This was published under the 2010 to 2015 Conservative and Liberal Democrat coalition government
Remote Gambling to be regulated ‘at point of consumption, not point of supply’
All gambling operators selling into the British market - whether based in the UK or abroad - will have to obtain a licence from the Gambling Commission, under plans announced today by John Penrose, Minister responsible for gambling policy and regulation.
It’s estimated the internet gambling market in Europe will be worth 12.3 billion Euros by 2012 and the proposals will, for the first time, mean that remote gambling is regulated at the point of consumption not the point of supply, ensuring British consumers will always be protected, no matter which online gambling site they visit.
John Penrose said:
“The current system for regulating remote gambling doesn’t work. Overseas operators get an unfair advantage over UK based companies, and British consumers who gamble online may have little or no protection depending on where the operator they deal with happens to be based. So our new proposals are an important step to help address concerns about problem gambling and to plug a regulatory gap, ensuring a much more consistent and higher level of protection for those people in the UK who gamble online.

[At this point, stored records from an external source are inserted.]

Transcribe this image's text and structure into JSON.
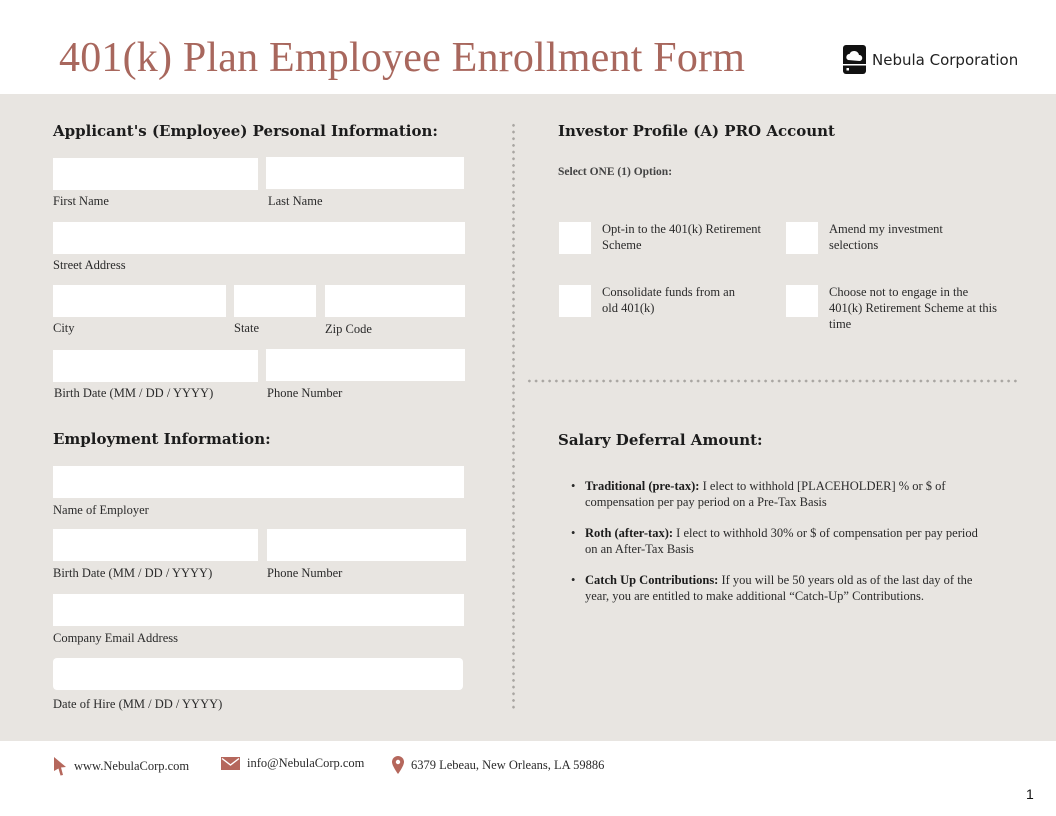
{
  "header": {
    "title": "401(k) Plan Employee Enrollment Form",
    "brand_name": "Nebula Corporation",
    "brand_icon": "cloud-server-icon"
  },
  "personal": {
    "heading": "Applicant's (Employee) Personal Information:",
    "fields": {
      "first_name": "First Name",
      "last_name": "Last Name",
      "street_address": "Street Address",
      "city": "City",
      "state": "State",
      "zip_code": "Zip Code",
      "birth_date": "Birth Date (MM / DD / YYYY)",
      "phone_number": "Phone Number"
    }
  },
  "employment": {
    "heading": "Employment Information:",
    "fields": {
      "employer_name": "Name of Employer",
      "birth_date": "Birth Date (MM / DD / YYYY)",
      "phone_number": "Phone Number",
      "company_email": "Company Email Address",
      "date_of_hire": "Date of Hire (MM / DD / YYYY)"
    }
  },
  "investor": {
    "heading": "Investor Profile (A) PRO Account",
    "instruction": "Select ONE (1) Option:",
    "options": [
      {
        "label": "Opt-in to the 401(k) Retirement Scheme",
        "checked": false
      },
      {
        "label": "Amend my investment selections",
        "checked": false
      },
      {
        "label": "Consolidate funds from an old 401(k)",
        "checked": false
      },
      {
        "label": "Choose not to engage in the 401(k) Retirement Scheme at this time",
        "checked": false
      }
    ]
  },
  "salary": {
    "heading": "Salary Deferral Amount:",
    "items": [
      {
        "bold": "Traditional (pre-tax):",
        "text": " I elect to withhold [PLACEHOLDER] % or $ of compensation per pay period on a Pre-Tax Basis"
      },
      {
        "bold": "Roth (after-tax):",
        "text": " I elect to withhold 30% or $ of compensation per pay period on an After-Tax Basis"
      },
      {
        "bold": "Catch Up Contributions:",
        "text": " If you will be 50 years old as of the last day of the year, you are entitled to make additional “Catch-Up” Contributions."
      }
    ]
  },
  "footer": {
    "website": "www.NebulaCorp.com",
    "email": "info@NebulaCorp.com",
    "address": "6379 Lebeau, New Orleans, LA 59886",
    "accent_color": "#b5675c"
  },
  "page_number": "1"
}
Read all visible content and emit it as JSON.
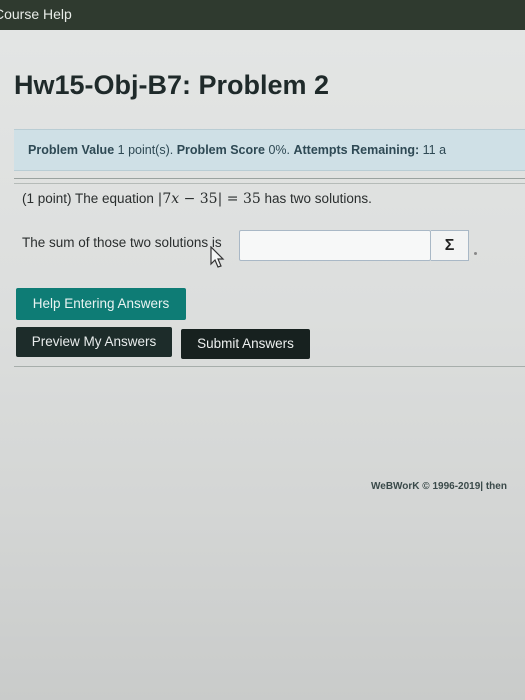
{
  "topbar": {
    "course_help": "Course Help"
  },
  "title": "Hw15-Obj-B7: Problem 2",
  "info": {
    "value_label": "Problem Value",
    "value": "1 point(s).",
    "score_label": "Problem Score",
    "score": "0%.",
    "attempts_label": "Attempts Remaining:",
    "attempts": "11 a"
  },
  "problem": {
    "intro": "(1 point) The equation",
    "math_lhs_open": "|7",
    "math_var": "x",
    "math_lhs_rest": " − 35|",
    "math_eq": " = 35",
    "outro": "has two solutions.",
    "sum_prompt": "The sum of those two solutions is",
    "answer_value": "",
    "sigma": "Σ"
  },
  "buttons": {
    "help": "Help Entering Answers",
    "preview": "Preview My Answers",
    "submit": "Submit Answers"
  },
  "footer": {
    "text": "WeBWorK © 1996-2019| then"
  },
  "colors": {
    "topbar": "#2f3a2f",
    "info_bar": "#cfe0e6",
    "help_button": "#0e7c75",
    "dark_button": "#1d2c2a"
  }
}
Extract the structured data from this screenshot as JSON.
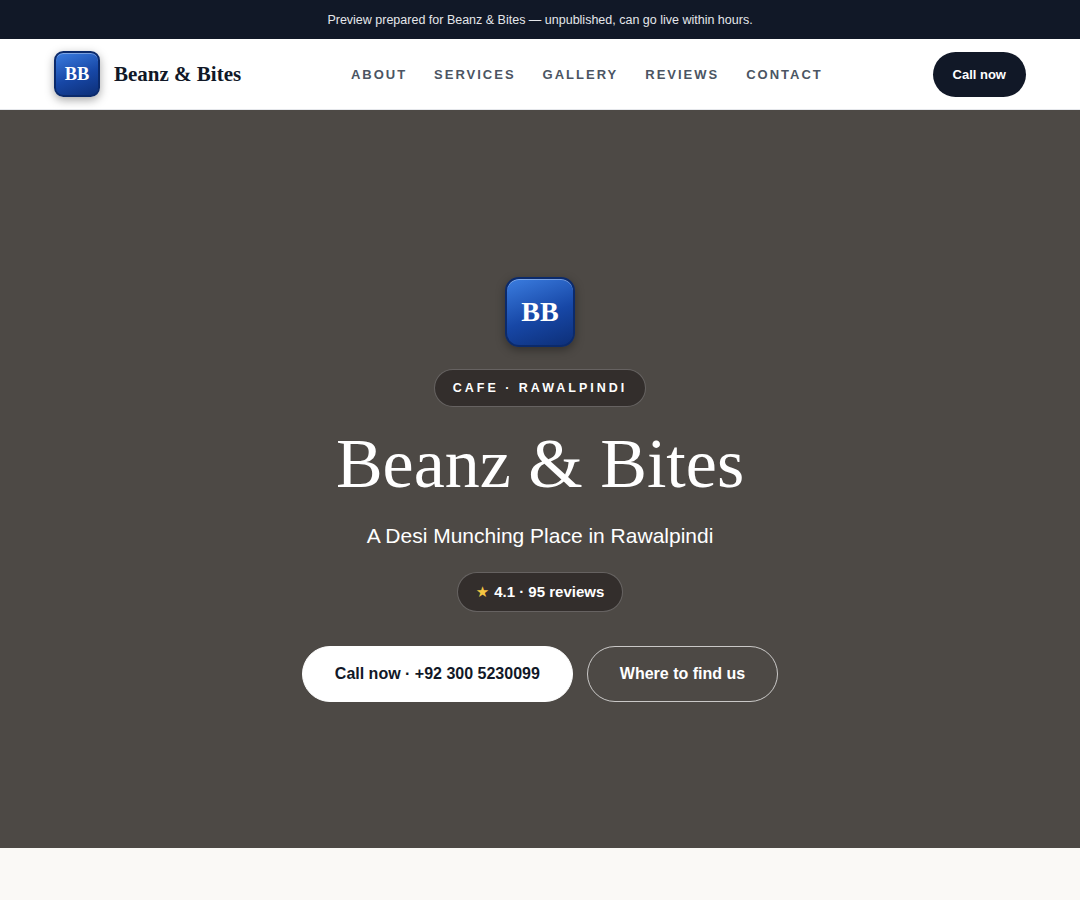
{
  "banner": {
    "text": "Preview prepared for Beanz & Bites — unpublished, can go live within hours."
  },
  "header": {
    "logo": "BB",
    "brand": "Beanz & Bites",
    "nav": [
      "ABOUT",
      "SERVICES",
      "GALLERY",
      "REVIEWS",
      "CONTACT"
    ],
    "cta": "Call now"
  },
  "hero": {
    "logo": "BB",
    "badge": "CAFE · RAWALPINDI",
    "title": "Beanz & Bites",
    "subtitle": "A Desi Munching Place in Rawalpindi",
    "rating": {
      "star": "★",
      "text": "4.1 · 95 reviews"
    },
    "buttons": [
      {
        "label": "Call now · +92 300 5230099",
        "kind": "primary"
      },
      {
        "label": "Where to find us",
        "kind": "outline"
      }
    ]
  }
}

“We will create a level playing field, so all overseas operators will be subject to the same standards and requirements as those based in Britain, as well as being required to inform the Gambling Commission about suspicious betting patterns to help fight illegal activity and corruption in betting.”
At the moment any gambling operator who wants to offer their services in Britain must be licensed or regulated in either an EEA state or one of the states approved by DCMS on the ‘White List.’ The plans announced today will replace this system, increasing protection for British consumers and establishing fairer competition for British-based online operators.
Notes to Editors
- The government will be working with the Gambling Commission and other stakeholders to develop the detailed arrangements for the new licensing system, which will require changes to primary legislation.
- To ensure minimum disruption for operators in the British market, a period of transition will be put in place, which will see operators already fully licensed in EEA member states and the existing white-listed jurisdictions entitled to, or eligible for an automatic transitional licence to prevent them having to cease trading.
- Ministerial Written Statement on Remote Gambling Policy Proposals.